Anonymous wrote:Did they know they were in trouble or did it happen so fast?
If the investigators can determine the cause of failure, that might answer the question. It sounds like most experts think it was the carbon fiber composite hull, but they say it could also have been the seam between the hull and the titanium end caps or between the plexiglass window and the end cap.
If it was the window that failed, unless there were strain gauges on that window, they wouldn’t have had warning.
If it was the hull delaminating, they could have heard louder than normal cracking as was heard on a prior version of this sub. But it also could have failed without any warning at all. There was a hull monitoring system, but the failure would have likely happened almost instantly after any alarms.
If it was the seam between the hull and the titanium end caps, unless there were strain gauges in that location, it would have been instantaneous.
Knowing whether the sub was ascending or descending at the time or implosion though recovered instruments
/gauges would say a lot. At the time that communications cut out, they wouldn’t have been at titanic depth yet.
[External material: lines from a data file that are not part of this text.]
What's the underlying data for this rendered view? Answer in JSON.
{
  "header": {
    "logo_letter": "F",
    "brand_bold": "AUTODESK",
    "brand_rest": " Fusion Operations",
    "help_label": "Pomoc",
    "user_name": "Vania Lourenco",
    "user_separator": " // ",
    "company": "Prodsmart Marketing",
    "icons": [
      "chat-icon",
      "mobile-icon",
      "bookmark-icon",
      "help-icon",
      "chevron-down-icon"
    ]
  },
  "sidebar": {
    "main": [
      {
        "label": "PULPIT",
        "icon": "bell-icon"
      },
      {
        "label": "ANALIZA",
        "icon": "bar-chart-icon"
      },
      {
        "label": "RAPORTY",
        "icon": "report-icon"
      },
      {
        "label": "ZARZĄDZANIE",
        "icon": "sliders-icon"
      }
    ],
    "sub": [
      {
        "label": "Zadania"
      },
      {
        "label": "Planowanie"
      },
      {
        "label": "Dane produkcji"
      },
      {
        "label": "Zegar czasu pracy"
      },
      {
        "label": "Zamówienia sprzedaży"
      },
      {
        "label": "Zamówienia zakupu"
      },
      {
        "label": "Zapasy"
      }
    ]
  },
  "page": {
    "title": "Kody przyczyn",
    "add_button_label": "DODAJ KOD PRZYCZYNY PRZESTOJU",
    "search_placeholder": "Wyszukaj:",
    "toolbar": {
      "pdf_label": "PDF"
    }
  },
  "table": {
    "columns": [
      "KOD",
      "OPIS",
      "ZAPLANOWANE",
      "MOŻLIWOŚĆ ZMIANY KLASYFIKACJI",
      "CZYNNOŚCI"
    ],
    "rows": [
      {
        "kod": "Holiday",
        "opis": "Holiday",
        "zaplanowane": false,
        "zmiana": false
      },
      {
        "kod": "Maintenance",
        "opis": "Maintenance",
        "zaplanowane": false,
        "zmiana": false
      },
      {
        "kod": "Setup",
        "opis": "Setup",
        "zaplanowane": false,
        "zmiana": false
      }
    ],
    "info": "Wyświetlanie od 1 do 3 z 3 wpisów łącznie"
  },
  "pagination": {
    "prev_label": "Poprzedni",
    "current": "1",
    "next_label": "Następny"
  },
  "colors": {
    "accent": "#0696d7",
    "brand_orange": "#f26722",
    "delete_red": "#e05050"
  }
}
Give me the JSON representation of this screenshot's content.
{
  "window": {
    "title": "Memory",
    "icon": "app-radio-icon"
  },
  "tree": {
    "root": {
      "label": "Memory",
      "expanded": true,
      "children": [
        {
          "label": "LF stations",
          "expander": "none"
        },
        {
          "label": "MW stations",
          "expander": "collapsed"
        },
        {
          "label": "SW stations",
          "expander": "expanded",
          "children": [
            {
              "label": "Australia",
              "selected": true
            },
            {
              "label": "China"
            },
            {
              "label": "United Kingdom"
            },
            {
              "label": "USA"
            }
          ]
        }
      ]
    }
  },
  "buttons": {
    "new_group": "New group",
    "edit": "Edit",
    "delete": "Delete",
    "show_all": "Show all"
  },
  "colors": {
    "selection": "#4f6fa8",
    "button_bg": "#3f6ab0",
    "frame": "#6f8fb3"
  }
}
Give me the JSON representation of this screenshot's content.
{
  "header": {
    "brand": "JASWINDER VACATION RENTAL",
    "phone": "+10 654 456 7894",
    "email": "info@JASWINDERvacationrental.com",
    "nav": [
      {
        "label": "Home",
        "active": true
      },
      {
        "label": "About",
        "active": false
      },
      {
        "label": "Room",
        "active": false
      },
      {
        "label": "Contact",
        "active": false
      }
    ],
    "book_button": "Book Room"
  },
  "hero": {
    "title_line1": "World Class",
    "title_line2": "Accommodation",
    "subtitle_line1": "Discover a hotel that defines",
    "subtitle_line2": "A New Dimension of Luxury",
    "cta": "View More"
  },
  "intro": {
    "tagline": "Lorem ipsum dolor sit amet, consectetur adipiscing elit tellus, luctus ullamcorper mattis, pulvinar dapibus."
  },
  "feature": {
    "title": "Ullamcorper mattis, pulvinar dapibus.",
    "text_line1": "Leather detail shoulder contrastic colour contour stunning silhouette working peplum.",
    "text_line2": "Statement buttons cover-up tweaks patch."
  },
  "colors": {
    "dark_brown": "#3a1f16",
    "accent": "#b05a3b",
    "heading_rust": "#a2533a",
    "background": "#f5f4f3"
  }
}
If they had heard loud cracking or hull alarms, they might have tried to ascend. If they were still descending, it is less likely that they knew anything was awry. They couldn’t control much from inside that sub, but apparently they could drop ballast. The navy heard the implosion, so they can figure out about how deep it was when it imploded.
I’d like to think it happened without any warning. It seems like the most likely scenario.